The Czech Republic beat Latvia 4:2 in their second game at the Ice Hockey World Championship on Sunday night to take the top spot in Group A. Latvia took a lead twice and their second goal forced a change in the Czech goal where Winnipeg Jets goalie Ondřej Pavelec replaced Alexander Salak. The Czechs then scored three power play goals, the second of them by Jaromír Jágr.
Top-seeded Karolina Plíšková rallied from a set down to claim her fourth WTA title by defeating qualifier Lucie Hradecká 4-6, 7-5, 6-3 in an all-Czech final of the Prague Open on Saturday. The 14th-ranked Plíšková wasted three match points when she was 5-2 up in the final set. But she served out the match in the following game, converting her fifth match point with a forehand winner.
A group of 30 bikers, including members of the Russian Night Wolves bikers club, are reported to have crossed the Czech border with Slovakia on their way to Bratislava and later Austria. Several members of the Russian Night Wolves are said to have attended Thursday’s remembrance events in Ostrava marking the end of WWII. The Night Wolves, who are said to be close to Russian President Vladimir Putin, announced their intention to ride through Belarus, Poland, Slovakia, the Czech Republic, and Austria and reach Berlin by May 9 to commemorate the victory of Russian troops over Nazi Germany 70 years ago.

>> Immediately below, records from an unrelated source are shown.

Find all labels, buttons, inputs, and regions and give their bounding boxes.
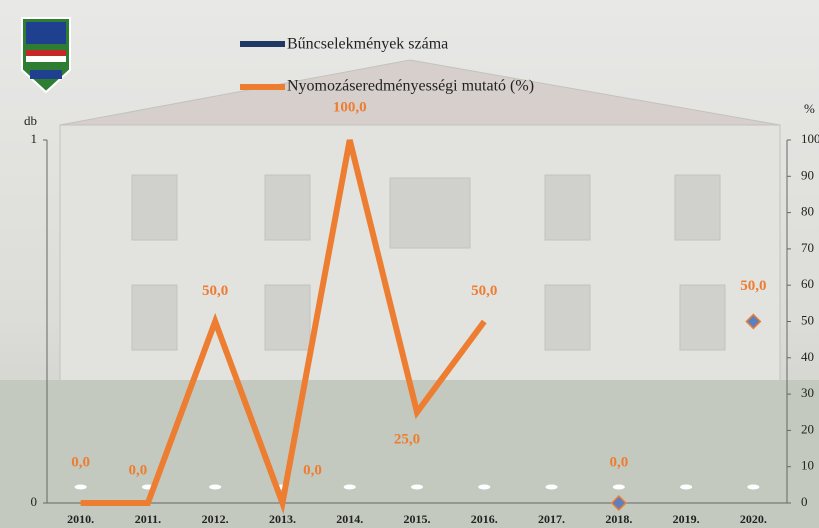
data-label: 0,0 [303, 462, 322, 478]
data-label: 0,0 [71, 454, 90, 470]
y-axis-label: db [24, 113, 37, 128]
data-label: 100,0 [333, 99, 367, 115]
data-label: 25,0 [394, 432, 420, 448]
x-tick-label: 2016. [471, 512, 498, 526]
bar [747, 484, 760, 490]
y2-tick-label: 10 [801, 458, 814, 473]
data-label: 50,0 [740, 278, 766, 294]
y2-tick-label: 100 [801, 131, 819, 146]
legend-label: Nyomozáseredményességi mutató (%) [287, 78, 534, 95]
x-tick-label: 2012. [202, 512, 229, 526]
bar [478, 484, 491, 490]
y2-tick-label: 80 [801, 204, 814, 219]
legend-label: Bűncselekmények száma [287, 36, 448, 53]
x-tick-label: 2014. [336, 512, 363, 526]
x-tick-label: 2010. [67, 512, 94, 526]
y2-axis-label: % [804, 101, 815, 116]
y2-tick-label: 20 [801, 421, 814, 436]
y2-tick-label: 70 [801, 240, 814, 255]
line [80, 139, 487, 515]
bar [209, 484, 222, 490]
y2-tick-label: 90 [801, 167, 814, 182]
x-tick-label: 2017. [538, 512, 565, 526]
police-logo [21, 17, 71, 94]
legend-swatch-bar [240, 41, 285, 47]
x-tick-label: 2019. [673, 512, 700, 526]
x-tick-label: 2015. [404, 512, 431, 526]
y2-tick-label: 50 [801, 312, 814, 327]
x-tick-label: 2013. [269, 512, 296, 526]
y2-tick-label: 60 [801, 276, 814, 291]
data-label: 50,0 [202, 283, 228, 299]
x-tick-label: 2020. [740, 512, 767, 526]
x-tick-label: 2011. [135, 512, 161, 526]
bar [411, 484, 423, 490]
y2-tick-label: 40 [801, 349, 814, 364]
data-label: 0,0 [609, 454, 628, 470]
bar [612, 484, 625, 490]
bar [343, 484, 356, 490]
y2-tick-label: 0 [801, 494, 808, 509]
y2-tick-label: 30 [801, 385, 814, 400]
y-tick-label: 1 [31, 131, 38, 146]
marker [610, 494, 627, 512]
x-tick-label: 2018. [605, 512, 632, 526]
data-label: 0,0 [129, 462, 148, 478]
background-building [0, 59, 819, 528]
marker [745, 313, 762, 330]
data-label: 50,0 [471, 283, 497, 299]
y-tick-label: 0 [31, 494, 38, 509]
bar [680, 484, 693, 490]
bar [74, 484, 87, 490]
bar [545, 484, 558, 490]
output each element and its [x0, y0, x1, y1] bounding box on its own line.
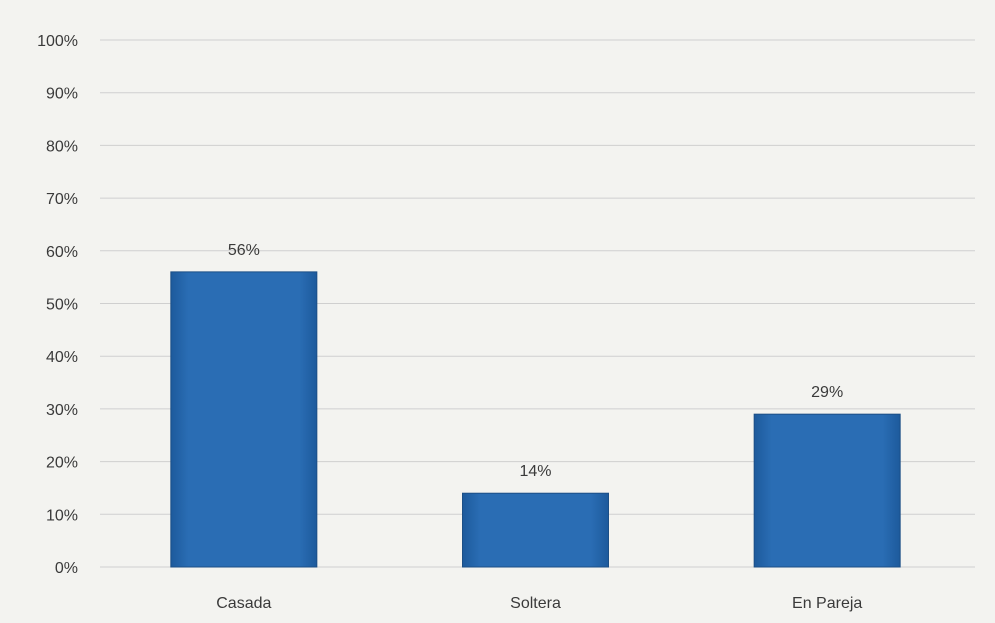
bar-en-pareja	[753, 413, 901, 568]
y-tick-label: 0%	[55, 560, 78, 577]
y-tick-label: 70%	[46, 191, 78, 208]
y-tick-label: 10%	[46, 507, 78, 524]
bar-casada	[170, 271, 318, 568]
data-label: 29%	[811, 384, 843, 401]
data-label: 56%	[228, 242, 260, 259]
y-tick-label: 50%	[46, 297, 78, 314]
data-labels: 56% 14% 29%	[228, 242, 843, 480]
y-tick-label: 30%	[46, 402, 78, 419]
bars	[170, 271, 901, 568]
y-tick-label: 90%	[46, 86, 78, 103]
y-tick-label: 20%	[46, 455, 78, 472]
x-category-label: En Pareja	[792, 595, 862, 612]
x-axis-categories: Casada Soltera En Pareja	[216, 595, 862, 612]
y-tick-label: 40%	[46, 349, 78, 366]
bar-soltera	[462, 492, 609, 568]
y-tick-label: 100%	[37, 33, 78, 50]
x-category-label: Casada	[216, 595, 271, 612]
y-axis-ticks: 0% 10% 20% 30% 40% 50% 60% 70% 80% 90% 100%	[37, 33, 78, 577]
y-tick-label: 60%	[46, 244, 78, 261]
y-tick-label: 80%	[46, 138, 78, 155]
x-category-label: Soltera	[510, 595, 561, 612]
data-label: 14%	[519, 463, 551, 480]
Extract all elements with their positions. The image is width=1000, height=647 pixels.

However the ride evoked controversy and Poland denied them entry. The Czech traffic police said it would closely observe their movements in the country.

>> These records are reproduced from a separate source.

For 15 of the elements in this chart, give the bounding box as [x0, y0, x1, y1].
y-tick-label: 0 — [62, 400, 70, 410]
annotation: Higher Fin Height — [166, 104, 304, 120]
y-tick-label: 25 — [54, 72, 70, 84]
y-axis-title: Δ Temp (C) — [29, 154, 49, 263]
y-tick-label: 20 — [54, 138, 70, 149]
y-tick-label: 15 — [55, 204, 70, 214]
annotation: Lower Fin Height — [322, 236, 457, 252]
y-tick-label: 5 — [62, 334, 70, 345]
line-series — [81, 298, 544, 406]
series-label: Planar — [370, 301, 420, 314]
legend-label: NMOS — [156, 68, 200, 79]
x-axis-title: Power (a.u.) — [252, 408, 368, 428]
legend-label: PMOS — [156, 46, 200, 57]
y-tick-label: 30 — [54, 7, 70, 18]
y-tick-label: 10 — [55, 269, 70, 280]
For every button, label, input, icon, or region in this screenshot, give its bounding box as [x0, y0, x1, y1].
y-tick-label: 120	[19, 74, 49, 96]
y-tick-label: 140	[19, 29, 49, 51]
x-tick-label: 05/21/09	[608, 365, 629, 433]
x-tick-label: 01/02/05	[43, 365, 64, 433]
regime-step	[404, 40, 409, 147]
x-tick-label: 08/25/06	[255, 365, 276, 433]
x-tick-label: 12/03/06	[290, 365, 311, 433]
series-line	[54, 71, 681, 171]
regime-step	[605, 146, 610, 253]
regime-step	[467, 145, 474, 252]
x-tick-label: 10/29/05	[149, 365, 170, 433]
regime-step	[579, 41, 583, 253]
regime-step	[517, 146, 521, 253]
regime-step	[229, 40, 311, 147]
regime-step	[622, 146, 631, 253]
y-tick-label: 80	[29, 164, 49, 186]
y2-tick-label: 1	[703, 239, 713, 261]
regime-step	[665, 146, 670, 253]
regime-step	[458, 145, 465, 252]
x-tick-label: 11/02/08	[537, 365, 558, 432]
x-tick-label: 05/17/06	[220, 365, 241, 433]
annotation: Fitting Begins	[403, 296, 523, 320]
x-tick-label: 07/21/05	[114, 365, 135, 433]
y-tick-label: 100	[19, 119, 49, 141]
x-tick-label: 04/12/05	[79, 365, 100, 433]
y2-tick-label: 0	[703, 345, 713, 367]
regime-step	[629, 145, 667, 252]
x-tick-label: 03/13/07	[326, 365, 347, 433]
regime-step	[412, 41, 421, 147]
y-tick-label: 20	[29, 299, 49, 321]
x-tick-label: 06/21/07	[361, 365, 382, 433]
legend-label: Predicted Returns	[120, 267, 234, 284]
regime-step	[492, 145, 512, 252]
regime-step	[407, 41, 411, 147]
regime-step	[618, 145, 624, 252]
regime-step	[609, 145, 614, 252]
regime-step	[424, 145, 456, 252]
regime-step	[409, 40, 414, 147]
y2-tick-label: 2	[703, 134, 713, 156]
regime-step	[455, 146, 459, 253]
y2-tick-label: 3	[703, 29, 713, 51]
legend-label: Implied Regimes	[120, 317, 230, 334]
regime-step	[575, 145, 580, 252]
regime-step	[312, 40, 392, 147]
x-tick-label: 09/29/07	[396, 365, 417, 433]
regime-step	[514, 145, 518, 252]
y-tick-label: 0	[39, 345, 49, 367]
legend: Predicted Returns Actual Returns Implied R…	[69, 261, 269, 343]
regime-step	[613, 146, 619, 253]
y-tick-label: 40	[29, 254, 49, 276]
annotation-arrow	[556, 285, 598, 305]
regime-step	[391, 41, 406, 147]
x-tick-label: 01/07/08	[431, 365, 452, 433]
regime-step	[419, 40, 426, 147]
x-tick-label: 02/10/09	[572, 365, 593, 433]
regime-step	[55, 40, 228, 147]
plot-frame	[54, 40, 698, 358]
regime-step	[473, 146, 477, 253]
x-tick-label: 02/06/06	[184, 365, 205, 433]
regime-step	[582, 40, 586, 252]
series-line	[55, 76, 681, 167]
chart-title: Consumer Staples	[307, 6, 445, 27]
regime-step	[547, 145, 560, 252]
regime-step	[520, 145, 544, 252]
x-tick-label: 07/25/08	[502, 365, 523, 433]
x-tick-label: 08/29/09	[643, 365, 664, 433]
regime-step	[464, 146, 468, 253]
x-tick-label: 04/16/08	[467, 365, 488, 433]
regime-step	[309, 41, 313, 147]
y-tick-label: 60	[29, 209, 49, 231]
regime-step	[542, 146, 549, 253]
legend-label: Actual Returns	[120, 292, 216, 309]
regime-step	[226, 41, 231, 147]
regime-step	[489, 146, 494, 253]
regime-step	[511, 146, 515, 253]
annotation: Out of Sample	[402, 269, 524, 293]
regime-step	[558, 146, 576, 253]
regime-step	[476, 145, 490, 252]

Several dozen Star Wars fans joined the first-ever Star Wars parade in Prague on Saturday held to mark Star Wars Day on May 4th. The group wearing Princes Leia, Luke Skywalker costumes and those of other popular characters made their down Wenceslas Square and across Charles Bridge stopping to take photographs with tourists along the way. The procession was co-organized by Czech Star Wars Universe and fan organizations such as the Rebel Legion and the Czech Garrison, one of the "outposts" of the 501st Legion serving the Czech Republic.
The opening of the World Ice Hockey Championship in Ostrava was marked by tragedy. An 18-year- old hockey fan was hit by a train in the early hours of Saturday. According to the news site novinky.cz the incident happened at dawn and the fan who was killed on impact was reportedly a foreign national. The police have not released details regarding his nationality. According to a police spokeswoman the engine driver saw a figure on the rail tracks but was too close to avert a collision.

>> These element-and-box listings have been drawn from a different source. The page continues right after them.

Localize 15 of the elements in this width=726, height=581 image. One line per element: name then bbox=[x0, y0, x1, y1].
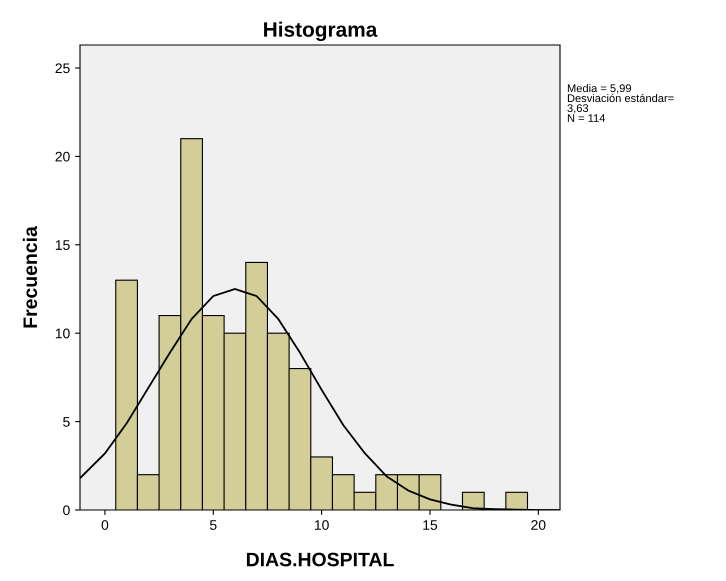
y-tick-label: 15 bbox=[56, 240, 70, 250]
y-axis-title: Frecuencia bbox=[22, 226, 38, 328]
y-tick-label: 25 bbox=[56, 63, 70, 74]
x-tick-label: 5 bbox=[210, 520, 217, 530]
x-axis-title: DIAS.HOSPITAL bbox=[246, 552, 394, 566]
x-tick-label: 20 bbox=[531, 520, 546, 530]
x-tick-label: 10 bbox=[314, 520, 329, 530]
y-tick-label: 5 bbox=[63, 417, 70, 427]
chart-title: Histograma bbox=[264, 22, 378, 42]
y-tick-label: 10 bbox=[56, 328, 70, 338]
y-tick-label: 20 bbox=[56, 152, 70, 162]
x-tick-label: 0 bbox=[102, 520, 108, 530]
x-tick-label: 15 bbox=[423, 520, 438, 530]
y-tick-label: 0 bbox=[63, 505, 70, 516]
text: Media = 5,99 Desviación estándar= 3,63 N = 114 bbox=[567, 84, 674, 122]
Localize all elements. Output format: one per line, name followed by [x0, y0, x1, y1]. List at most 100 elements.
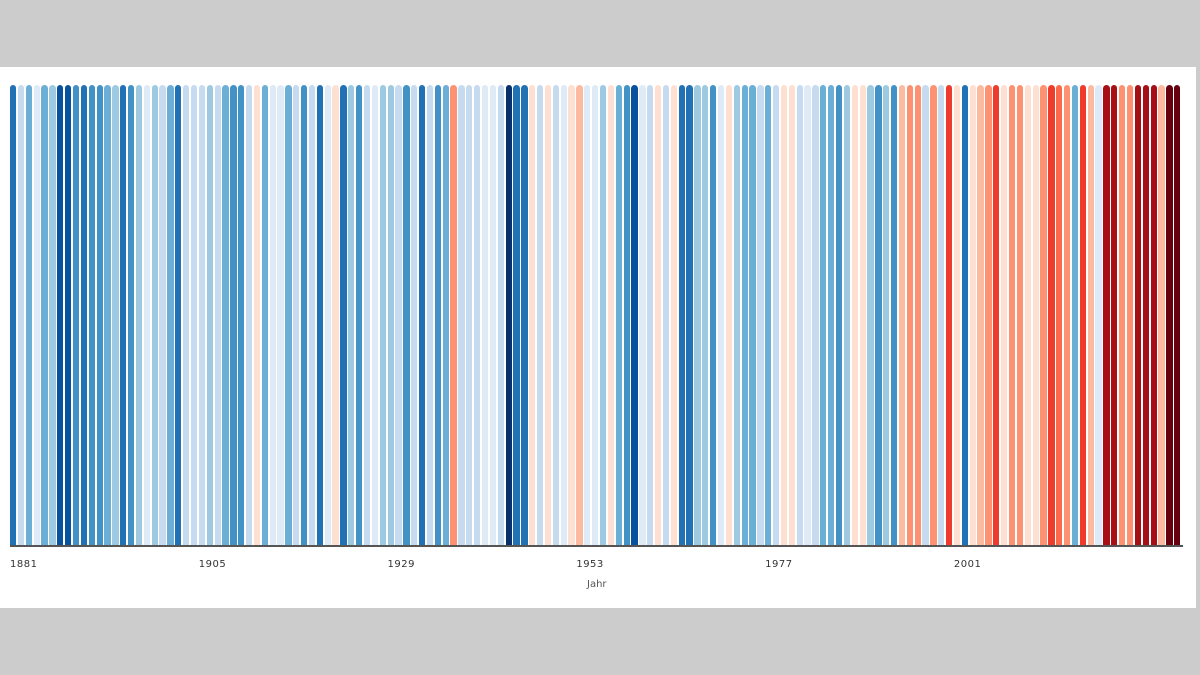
- stripe-1979: [780, 85, 788, 546]
- stripe-1942: [489, 85, 497, 546]
- stripe-1893: [104, 85, 111, 546]
- stripe-2010: [1024, 85, 1031, 546]
- stripe-1925: [356, 85, 363, 546]
- stripe-2000: [946, 85, 953, 546]
- stripe-2004: [977, 85, 984, 546]
- warming-stripes: [10, 85, 1182, 546]
- stripe-1974: [741, 85, 748, 546]
- stripe-2002: [961, 85, 969, 546]
- stripe-1915: [277, 85, 284, 546]
- stripe-2027: [1158, 85, 1165, 546]
- stripe-1933: [419, 85, 426, 546]
- stripe-2022: [1119, 85, 1126, 546]
- stripe-1900: [159, 85, 166, 546]
- x-tick-1881: 1881: [10, 559, 38, 570]
- stripe-1898: [143, 85, 150, 546]
- stripe-1922: [332, 85, 339, 546]
- stripe-1934: [426, 85, 434, 546]
- stripe-2007: [1001, 85, 1008, 546]
- x-tick-1977: 1977: [765, 559, 793, 570]
- stripe-1930: [395, 85, 402, 546]
- stripe-2020: [1103, 85, 1110, 546]
- stripe-1970: [710, 85, 717, 546]
- x-tick-1929: 1929: [387, 559, 415, 570]
- stripe-2012: [1040, 85, 1047, 546]
- stripe-1965: [670, 85, 677, 546]
- stripe-1943: [497, 85, 504, 546]
- stripe-2005: [985, 85, 992, 546]
- x-axis-line: [10, 545, 1183, 547]
- stripe-1935: [434, 85, 442, 546]
- stripe-1951: [560, 85, 567, 546]
- stripe-1960: [631, 85, 638, 546]
- stripe-1986: [835, 85, 843, 546]
- stripe-1996: [914, 85, 921, 546]
- stripe-1885: [41, 85, 48, 546]
- stripe-1966: [678, 85, 685, 546]
- stripe-1928: [379, 85, 386, 546]
- stripe-2028: [1166, 85, 1173, 546]
- stripe-1948: [537, 85, 544, 546]
- stripe-1968: [694, 85, 701, 546]
- stripe-1987: [843, 85, 851, 546]
- stripe-2019: [1095, 85, 1102, 546]
- stripe-1949: [544, 85, 552, 546]
- stripe-1946: [521, 85, 528, 546]
- stripe-2008: [1008, 85, 1016, 546]
- stripe-2018: [1087, 85, 1094, 546]
- stripe-1952: [568, 85, 575, 546]
- stripe-2011: [1032, 85, 1039, 546]
- stripe-1969: [702, 85, 709, 546]
- stripe-1903: [183, 85, 190, 546]
- stripe-1938: [458, 85, 465, 546]
- stripe-2025: [1142, 85, 1149, 546]
- stripe-1906: [206, 85, 213, 546]
- stripe-1967: [686, 85, 693, 546]
- stripe-1991: [875, 85, 882, 546]
- stripe-1902: [175, 85, 182, 546]
- x-tick-1905: 1905: [198, 559, 227, 570]
- stripe-1947: [529, 85, 536, 546]
- stripe-1980: [788, 85, 795, 546]
- stripe-1941: [481, 85, 489, 546]
- stripe-1959: [623, 85, 630, 546]
- stripe-1918: [301, 85, 308, 546]
- stripe-1993: [890, 85, 898, 546]
- stripe-1912: [253, 85, 261, 546]
- stripe-1917: [293, 85, 300, 546]
- stripe-1890: [80, 85, 88, 546]
- stripe-1992: [883, 85, 890, 546]
- stripe-1907: [214, 85, 221, 546]
- stripe-1914: [269, 85, 276, 546]
- stripe-1984: [820, 85, 827, 546]
- stripe-2021: [1111, 85, 1118, 546]
- stripe-1990: [867, 85, 874, 546]
- stripe-1888: [65, 85, 72, 546]
- stripe-1909: [230, 85, 237, 546]
- stripe-1995: [906, 85, 913, 546]
- stripe-1977: [765, 85, 772, 546]
- stripe-1886: [49, 85, 56, 546]
- stripe-2024: [1134, 85, 1142, 546]
- stripe-1882: [17, 85, 25, 546]
- stripe-2009: [1016, 85, 1024, 546]
- stripe-1911: [245, 85, 253, 546]
- stripe-1954: [584, 85, 591, 546]
- stripe-1997: [922, 85, 929, 546]
- stripe-1955: [592, 85, 599, 546]
- stripe-2014: [1056, 85, 1063, 546]
- stripe-2003: [969, 85, 976, 546]
- stripe-1932: [411, 85, 418, 546]
- stripe-1924: [348, 85, 355, 546]
- stripe-2013: [1048, 85, 1055, 546]
- stripe-1976: [757, 85, 764, 546]
- stripe-2017: [1079, 85, 1086, 546]
- stripe-1910: [238, 85, 245, 546]
- stripe-1920: [316, 85, 324, 546]
- stripe-1975: [749, 85, 756, 546]
- stripe-1983: [812, 85, 819, 546]
- stripe-1916: [285, 85, 292, 546]
- stripe-1931: [403, 85, 410, 546]
- stripe-1923: [340, 85, 347, 546]
- x-tick-2001: 2001: [953, 559, 982, 570]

A memorial to U.S. General George S. Patton who commanded the Third United States Army that liberated Plzeň on May 6, 1945 was unveiled in the town on Friday within six days of Freedom Celebrations. Its unveiling was attended by General Patton's grandson George Patton Waters, representatives of the U.S. embassy and local dignitaries. The city’s mayor Martin Zrzavecký expressed regret that for so many decades it had not been possible to give proper thanks and credit to the US army for liberating the town. During communist rule the role of the US army in liberating west Bohemia was played down.